Rick Ross et Eminem : le Yin et le Yang du Rap U.S [CHRONIQUE]

Rick Ross et Eminem ont sorti leurs projets respectifs récemment…

Y’a t-il des artistes plus différents que Rick Ross et Eminem ? Passons directement l’étape inutile de l’aspect physique. L’un vient de Détroit, une ville au nord du pays, grise, sinistrée par la crise économique : en juin dernier Detroit s’est déclarée en juin dernier en état de faillite. L’autre vient de Miami une mégalopole en pleine expansion avec une économie qui explose et un « lifestyle » qui fait rêver et attire de plus en plus de gens. Enfin, Em’ est un produit des années 90. Il issu de la scène des battles Rap acharnés et de la perfomance. La musique de Rozay, pas beaucoup plus jeune qu’Eminem, s’est nourrie des 808 du South, de l’attitude de ses ainés comme 8Ball MJG, Three Six Mafia ou UGK, du brin de folie de 2 Live Crew et du « floss Rap » de rappeurs new-yorkais comme Kool G Rap. Hasard du calendrier les deux rappeurs ont présenté le même jour, le 24 novembre dernier un nouveau projet. Eminem a sorti Shady XV un gros best of gonflé avec des inédits et Rozay offrait Hood Billionnaire son deuxième album cette année. Les chiffres sont tombés : 70 012 albums vendus pour Hood Billionnaire de Rozay et 136 859 copies pour Shady XV le dernier projet d’Eminem. Pratiquement le double. Il serait facile de résumer les deux protagonistes à cette simple statistique. Nous en avons profité pour tenter une comparaison entre les deux poids lourds du Rap américain actuel.

VENTES

Eminem explose toutes les statistiques. Il sort d’une époque où le public achetait encore les disques et les plateformes de téléchargement étaient à leurs balbutiements. Les chiffres sont sans appels : Eminem a vendu plus de 45 millions d’albums durant sa carrière. Rick Ross est arrivé au milleu des années 2000, lorsque le marché du disque commençait à s’effondrer. C’est simple, il n’a jamas atteint la barre du million. Dossier classé.

LABEL

Si on prend en compte 50 Cent en tant qu’artiste Shady Records, le Maybach Music Group de Rick Ross ne fait pas le poids. Sans Curtis Jackson, cette « battle » de labels est un peu plus équilibrée et tourne presque à l’avantage de Ricky Rozay. Les premières signatures de Shady (D12 et Obie Trice) n’ont jamais eu un impact sur le game.
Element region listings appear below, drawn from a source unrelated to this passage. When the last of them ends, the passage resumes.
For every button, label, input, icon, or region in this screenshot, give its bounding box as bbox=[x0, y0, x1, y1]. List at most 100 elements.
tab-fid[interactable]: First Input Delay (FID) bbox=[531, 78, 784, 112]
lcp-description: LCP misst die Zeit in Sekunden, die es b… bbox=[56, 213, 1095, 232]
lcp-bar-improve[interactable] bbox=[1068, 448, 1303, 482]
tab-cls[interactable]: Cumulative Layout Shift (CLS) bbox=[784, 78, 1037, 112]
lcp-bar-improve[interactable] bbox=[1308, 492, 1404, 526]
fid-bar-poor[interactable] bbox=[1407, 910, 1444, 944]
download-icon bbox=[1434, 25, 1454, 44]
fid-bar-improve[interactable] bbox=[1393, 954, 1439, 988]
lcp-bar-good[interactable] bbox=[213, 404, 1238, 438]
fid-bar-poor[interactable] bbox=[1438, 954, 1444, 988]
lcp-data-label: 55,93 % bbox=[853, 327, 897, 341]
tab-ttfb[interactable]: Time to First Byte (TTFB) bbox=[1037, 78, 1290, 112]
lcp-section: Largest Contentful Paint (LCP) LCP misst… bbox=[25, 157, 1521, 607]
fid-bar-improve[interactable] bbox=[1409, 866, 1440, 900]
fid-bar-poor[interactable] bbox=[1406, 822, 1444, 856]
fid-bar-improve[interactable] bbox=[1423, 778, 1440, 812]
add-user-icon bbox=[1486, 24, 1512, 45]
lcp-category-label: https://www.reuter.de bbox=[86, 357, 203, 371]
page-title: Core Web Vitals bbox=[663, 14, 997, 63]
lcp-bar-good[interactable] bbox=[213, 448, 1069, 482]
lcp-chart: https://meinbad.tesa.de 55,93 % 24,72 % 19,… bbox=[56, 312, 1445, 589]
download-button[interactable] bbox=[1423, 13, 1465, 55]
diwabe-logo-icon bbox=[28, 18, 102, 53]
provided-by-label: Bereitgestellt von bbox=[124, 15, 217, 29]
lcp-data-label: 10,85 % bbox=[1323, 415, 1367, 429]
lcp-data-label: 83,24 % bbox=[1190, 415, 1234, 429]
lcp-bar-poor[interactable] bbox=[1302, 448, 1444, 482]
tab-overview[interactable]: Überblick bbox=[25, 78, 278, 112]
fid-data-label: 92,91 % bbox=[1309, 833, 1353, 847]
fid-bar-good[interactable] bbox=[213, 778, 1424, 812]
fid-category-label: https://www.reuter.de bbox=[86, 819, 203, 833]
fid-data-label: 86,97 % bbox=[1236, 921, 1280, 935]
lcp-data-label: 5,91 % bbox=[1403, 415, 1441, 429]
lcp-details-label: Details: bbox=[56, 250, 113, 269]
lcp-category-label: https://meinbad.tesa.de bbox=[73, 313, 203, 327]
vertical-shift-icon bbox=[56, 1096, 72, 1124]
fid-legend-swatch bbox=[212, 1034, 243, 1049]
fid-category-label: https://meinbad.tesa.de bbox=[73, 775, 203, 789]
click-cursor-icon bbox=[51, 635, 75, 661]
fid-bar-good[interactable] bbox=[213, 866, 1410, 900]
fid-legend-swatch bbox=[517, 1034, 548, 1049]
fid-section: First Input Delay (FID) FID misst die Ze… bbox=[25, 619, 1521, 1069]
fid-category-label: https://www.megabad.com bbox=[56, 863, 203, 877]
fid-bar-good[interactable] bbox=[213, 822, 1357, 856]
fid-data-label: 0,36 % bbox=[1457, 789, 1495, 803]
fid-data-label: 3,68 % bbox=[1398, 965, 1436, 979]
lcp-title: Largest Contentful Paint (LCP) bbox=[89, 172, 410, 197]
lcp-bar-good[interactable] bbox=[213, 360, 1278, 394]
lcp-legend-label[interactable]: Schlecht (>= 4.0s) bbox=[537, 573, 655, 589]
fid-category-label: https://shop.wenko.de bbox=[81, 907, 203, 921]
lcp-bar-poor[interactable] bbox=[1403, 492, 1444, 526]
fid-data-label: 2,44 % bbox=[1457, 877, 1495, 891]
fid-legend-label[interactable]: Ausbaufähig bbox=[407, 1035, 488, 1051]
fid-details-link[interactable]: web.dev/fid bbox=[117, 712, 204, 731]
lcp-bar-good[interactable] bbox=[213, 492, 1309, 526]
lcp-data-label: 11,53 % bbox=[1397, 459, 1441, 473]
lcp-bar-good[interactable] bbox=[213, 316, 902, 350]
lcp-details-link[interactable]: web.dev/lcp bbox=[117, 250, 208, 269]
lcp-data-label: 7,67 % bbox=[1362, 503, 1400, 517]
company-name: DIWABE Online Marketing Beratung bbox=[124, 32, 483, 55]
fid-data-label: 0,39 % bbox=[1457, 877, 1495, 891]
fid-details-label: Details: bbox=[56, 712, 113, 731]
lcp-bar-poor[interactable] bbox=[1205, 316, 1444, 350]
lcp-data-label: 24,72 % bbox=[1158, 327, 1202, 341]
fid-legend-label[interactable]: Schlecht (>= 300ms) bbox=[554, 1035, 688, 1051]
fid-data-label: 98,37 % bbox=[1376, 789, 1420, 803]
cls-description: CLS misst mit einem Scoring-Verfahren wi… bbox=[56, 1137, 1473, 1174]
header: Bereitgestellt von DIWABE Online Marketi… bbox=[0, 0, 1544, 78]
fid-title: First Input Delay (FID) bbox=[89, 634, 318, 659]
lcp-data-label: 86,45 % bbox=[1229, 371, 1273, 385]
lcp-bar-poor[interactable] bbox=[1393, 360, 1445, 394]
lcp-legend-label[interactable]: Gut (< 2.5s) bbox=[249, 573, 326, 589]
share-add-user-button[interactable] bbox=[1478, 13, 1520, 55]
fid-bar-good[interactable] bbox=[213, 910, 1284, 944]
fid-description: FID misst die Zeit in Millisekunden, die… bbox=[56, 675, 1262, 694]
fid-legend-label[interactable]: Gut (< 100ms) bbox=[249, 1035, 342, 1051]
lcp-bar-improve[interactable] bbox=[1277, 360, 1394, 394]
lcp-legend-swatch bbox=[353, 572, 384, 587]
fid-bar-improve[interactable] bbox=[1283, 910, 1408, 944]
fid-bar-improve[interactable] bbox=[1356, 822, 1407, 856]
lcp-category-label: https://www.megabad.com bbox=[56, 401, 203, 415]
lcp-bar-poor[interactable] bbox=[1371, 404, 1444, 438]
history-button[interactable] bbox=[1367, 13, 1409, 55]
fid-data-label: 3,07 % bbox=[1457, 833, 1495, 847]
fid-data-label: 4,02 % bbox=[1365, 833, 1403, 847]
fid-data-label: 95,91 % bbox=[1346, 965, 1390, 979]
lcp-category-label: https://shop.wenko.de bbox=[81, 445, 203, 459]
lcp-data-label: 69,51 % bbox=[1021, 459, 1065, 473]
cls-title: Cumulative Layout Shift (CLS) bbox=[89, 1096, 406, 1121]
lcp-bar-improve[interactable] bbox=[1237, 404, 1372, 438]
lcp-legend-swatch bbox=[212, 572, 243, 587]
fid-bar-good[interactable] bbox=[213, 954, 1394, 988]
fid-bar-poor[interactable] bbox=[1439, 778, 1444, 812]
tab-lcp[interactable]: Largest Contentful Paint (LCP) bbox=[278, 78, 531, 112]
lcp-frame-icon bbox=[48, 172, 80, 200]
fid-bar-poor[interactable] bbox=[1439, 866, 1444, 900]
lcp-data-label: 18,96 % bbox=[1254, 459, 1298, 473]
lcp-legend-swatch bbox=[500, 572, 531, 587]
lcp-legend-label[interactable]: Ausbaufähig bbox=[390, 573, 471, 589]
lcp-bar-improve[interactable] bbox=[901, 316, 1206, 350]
Certes le groupe D12, porté par la présence d’Eminem a fait des ventes incroyables mais qui pourrait aujourd’hui nommer les membres de ce groupe ? Qui se souvient de Bobby Creekwater ? Cashis ? Ou de Stat Quo ? Avec les récentes signatures de Slaughterhouse et Yelawolf, Em’ a clairement choisi la qualité à la quantité. Rozay après le départ raté de Triple C’s (Custom Cars & Cycles le premier album ne vendra que 12 000 albums la première semaine !) peut aujourd’hui compter sur des valeurs sûres. Meek Mill, Wale, Stalley (qui peine à trouver son public), French Montana et Gunplay sont bien installés dans l’échiquier du rap américain.

PERSONNAGE / AUTHENTICITE

Autant Eminem, balance depuis ses débuts, ses tripes dans sa musique, autant Rick Ross s’est construit un véritable personnage. Dans les deux cas, la démarche est fascinante. Marshall Mathers est un livre ouvert : il parle de tout dans sa musique. Sa jeunesse malheureuse, son addiction aux drogues, ses rapports « difficiles » avec son ex Kim, sa haine viscérale pour sa mère, son amour pour sa fille… Rien n’est tabou. Le tour de force d’Eminem parfois par l’intermédiaire de son alias Slim Shady est qu’il aborde tout ces sujets dans ses sept albums, chaque fois de manière différente avec le même talent.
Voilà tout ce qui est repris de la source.